Most uses of Redis will focus more on latency and availability rather than consistency - that’s because at its core, Redis is essentially a cache. Generally speaking, you store things in Redis in memory and you update or read them extremely quickly. You need to make sure that the cache is always available, so in most cases you’d only choose Redis if you’re leaning towards an A class system (A for Availability) rather than a C class system (Consistency).

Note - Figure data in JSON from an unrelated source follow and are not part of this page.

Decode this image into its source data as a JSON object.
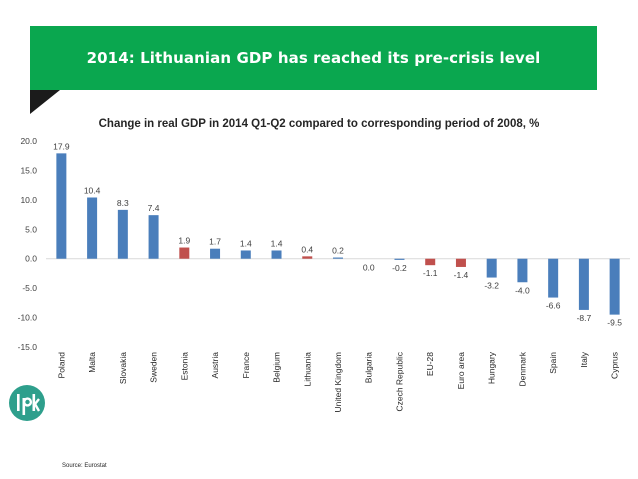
{
  "banner": {
    "title": "2014: Lithuanian GDP has reached its pre-crisis level"
  },
  "source": "Source: Eurostat",
  "logo": {
    "icon": "lpk-logo-icon"
  },
  "colors": {
    "banner": "#0aa74f",
    "bar_default": "#4a7ebb",
    "bar_highlight": "#c0504d",
    "logo": "#2e9f8c"
  },
  "chart_data": {
    "type": "bar",
    "title": "Change in real GDP in 2014 Q1-Q2 compared to corresponding period of 2008, %",
    "xlabel": "",
    "ylabel": "",
    "ylim": [
      -15,
      20
    ],
    "yticks": [
      "20.0",
      "15.0",
      "10.0",
      "5.0",
      "0.0",
      "-5.0",
      "-10.0",
      "-15.0"
    ],
    "grid": false,
    "legend": "none",
    "categories": [
      "Poland",
      "Malta",
      "Slovakia",
      "Sweden",
      "Estonia",
      "Austria",
      "France",
      "Belgium",
      "Lithuania",
      "United Kingdom",
      "Bulgaria",
      "Czech Republic",
      "EU-28",
      "Euro area",
      "Hungary",
      "Denmark",
      "Spain",
      "Italy",
      "Cyprus"
    ],
    "values": [
      17.9,
      10.4,
      8.3,
      7.4,
      1.9,
      1.7,
      1.4,
      1.4,
      0.4,
      0.2,
      0.0,
      -0.2,
      -1.1,
      -1.4,
      -3.2,
      -4.0,
      -6.6,
      -8.7,
      -9.5
    ],
    "labels": [
      "17.9",
      "10.4",
      "8.3",
      "7.4",
      "1.9",
      "1.7",
      "1.4",
      "1.4",
      "0.4",
      "0.2",
      "0.0",
      "-0.2",
      "-1.1",
      "-1.4",
      "-3.2",
      "-4.0",
      "-6.6",
      "-8.7",
      "-9.5"
    ],
    "highlighted": [
      "Estonia",
      "Lithuania",
      "EU-28",
      "Euro area"
    ]
  }
}
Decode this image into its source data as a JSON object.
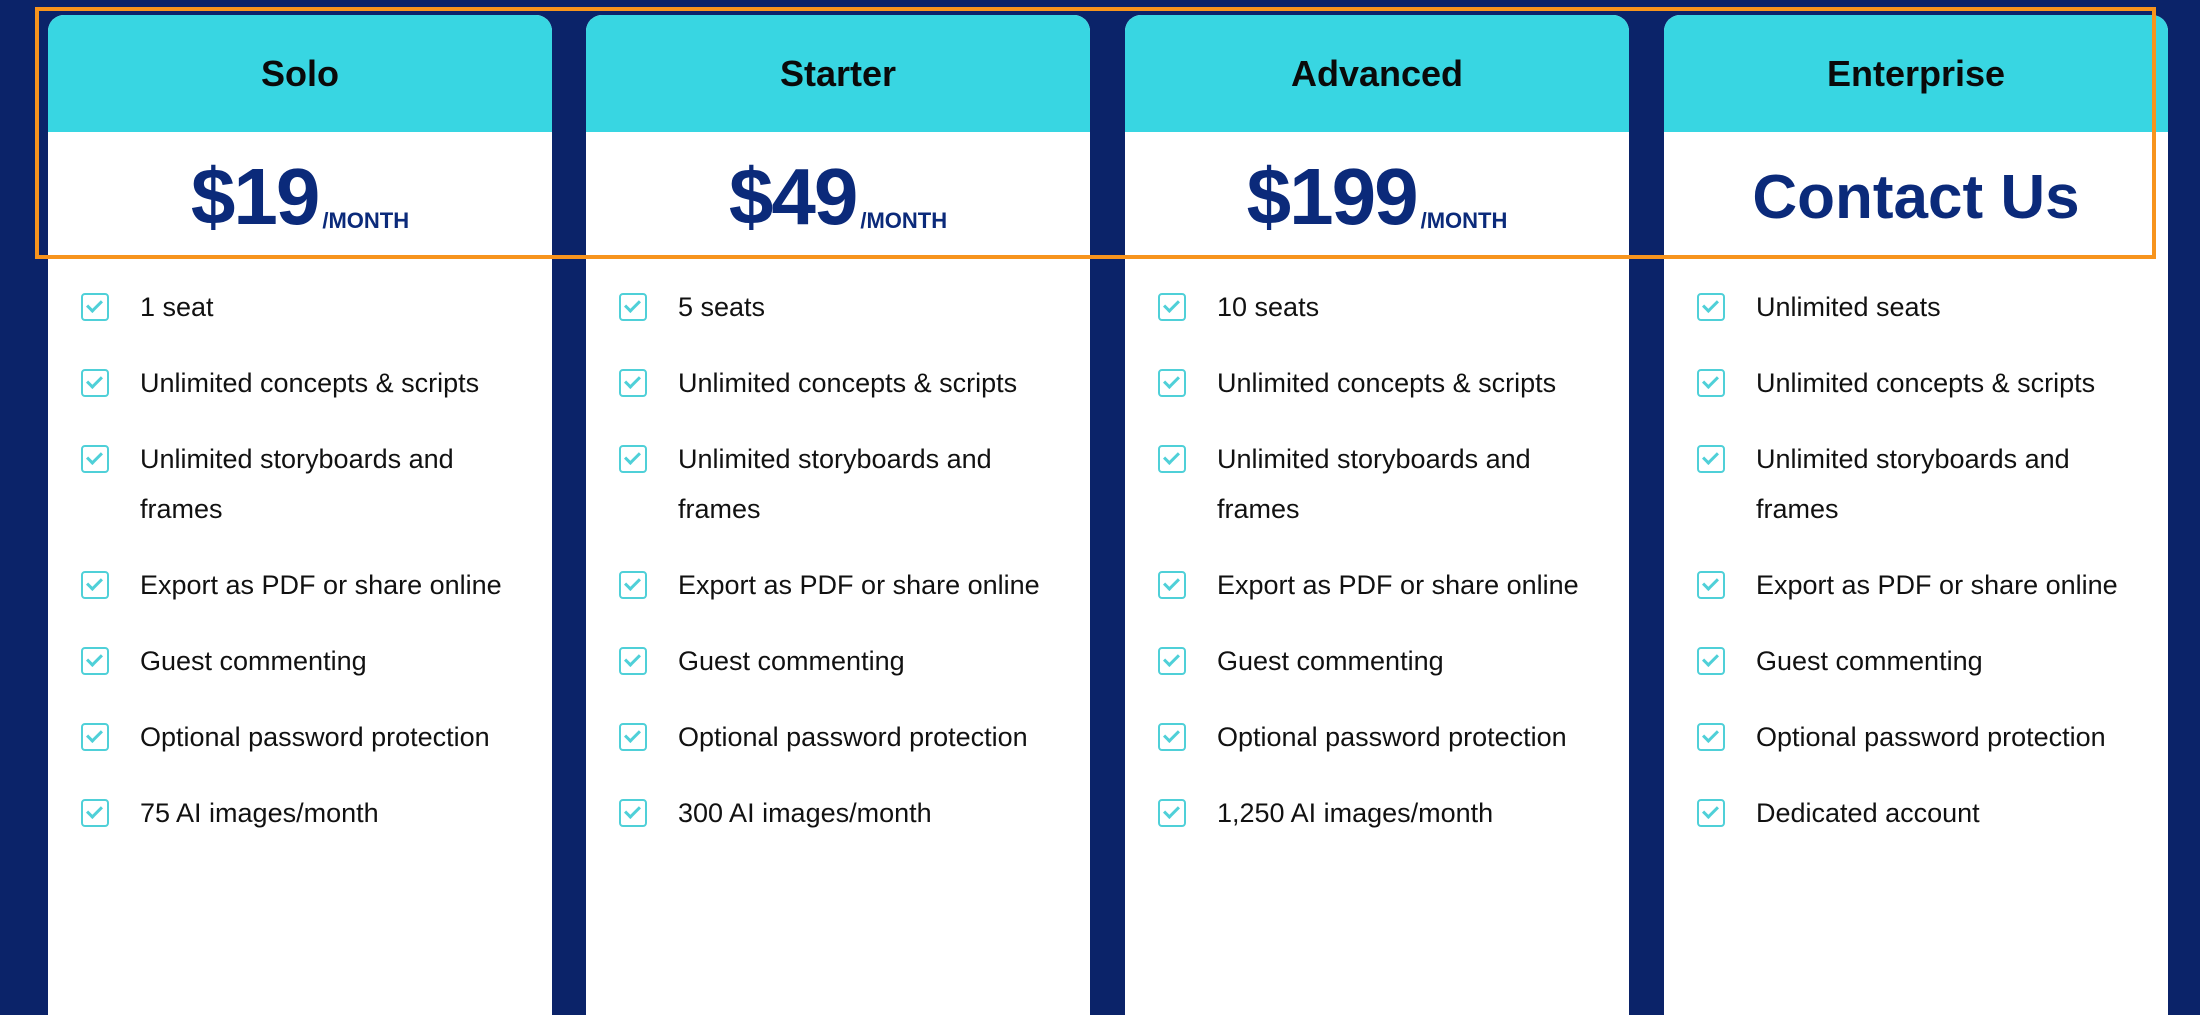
{
  "colors": {
    "background": "#0b2369",
    "header": "#38d6e2",
    "price": "#0b2a7a",
    "check": "#4fd0d8",
    "highlight": "#f7941d"
  },
  "plans": [
    {
      "name": "Solo",
      "price": "$19",
      "period": "/MONTH",
      "features": [
        "1 seat",
        "Unlimited concepts & scripts",
        "Unlimited storyboards and frames",
        "Export as PDF or share online",
        "Guest commenting",
        "Optional password protection",
        "75 AI images/month"
      ]
    },
    {
      "name": "Starter",
      "price": "$49",
      "period": "/MONTH",
      "features": [
        "5 seats",
        "Unlimited concepts & scripts",
        "Unlimited storyboards and frames",
        "Export as PDF or share online",
        "Guest commenting",
        "Optional password protection",
        "300 AI images/month"
      ]
    },
    {
      "name": "Advanced",
      "price": "$199",
      "period": "/MONTH",
      "features": [
        "10 seats",
        "Unlimited concepts & scripts",
        "Unlimited storyboards and frames",
        "Export as PDF or share online",
        "Guest commenting",
        "Optional password protection",
        "1,250 AI images/month"
      ]
    },
    {
      "name": "Enterprise",
      "price": "Contact Us",
      "period": "",
      "features": [
        "Unlimited seats",
        "Unlimited concepts & scripts",
        "Unlimited storyboards and frames",
        "Export as PDF or share online",
        "Guest commenting",
        "Optional password protection",
        "Dedicated account"
      ]
    }
  ]
}
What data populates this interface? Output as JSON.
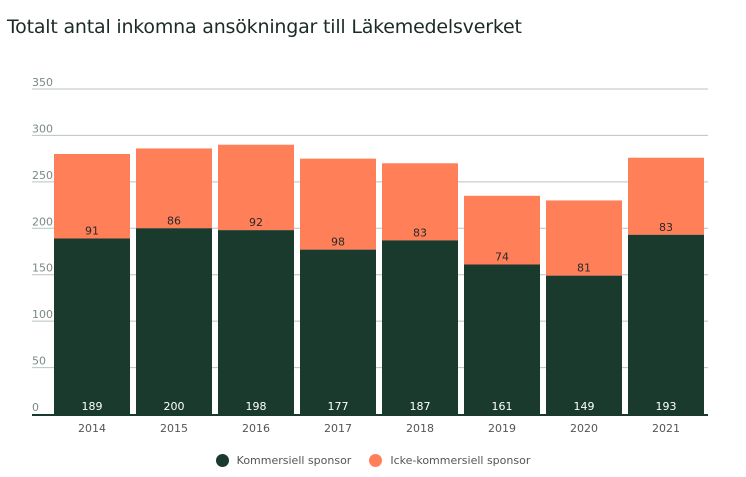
{
  "chart_data": {
    "type": "bar",
    "stacked": true,
    "title": "Totalt antal inkomna ansökningar till Läkemedelsverket",
    "xlabel": "",
    "ylabel": "",
    "ylim": [
      0,
      350
    ],
    "yticks": [
      0,
      50,
      100,
      150,
      200,
      250,
      300,
      350
    ],
    "grid": true,
    "legend_position": "bottom-center",
    "categories": [
      "2014",
      "2015",
      "2016",
      "2017",
      "2018",
      "2019",
      "2020",
      "2021"
    ],
    "series": [
      {
        "name": "Kommersiell sponsor",
        "color": "#1a3a2e",
        "values": [
          189,
          200,
          198,
          177,
          187,
          161,
          149,
          193
        ]
      },
      {
        "name": "Icke-kommersiell sponsor",
        "color": "#ff7f59",
        "values": [
          91,
          86,
          92,
          98,
          83,
          74,
          81,
          83
        ]
      }
    ]
  }
}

However, it’s important to know that a replicated instance of Redis is capable of giving you different levels of consistency up to and including read-after-write consistency - the kind of consistency that guarantees data reads from anywhere that happen after a successful response to a write will receive that write. Even if the read goes to a different replica than the write did. What Redis can’t give you is linearizability - the guarantee that any set of observers of the system will only be able to see a single copy of the system at any point in time. Redis doesn’t offer distributed transactions out-of-the-box and therefore can’t provide this along with a replicated instance. And if the instance is NOT replicated but is sharded, then linearizability can only be achieved for writes to the same machine.
The way to get read-after-write consistency with a replicated Redis distribution is to:
1.) enable WAIT, and specify all replicas - this means writes will not succeed on the client side until all replicas have received the write and responded successfully.
2.) enable AOF and set it to ‘always’ - Append Only File means that writes will be pushed to a file using a fast algorithm. Always means that every single write will hit that file on disk.
These settings trade availability almost entirely for as much consistency as Redis can offer - if any replica is down, NO writes can go through. Though reads could still succeed for some users. However, considering that you still can’t get linearizability, there’s only a narrow swath of applications that would be best served by this configuration in Redis.
Nonetheless, it’s possible, and adds another degree of flexibility to Redis.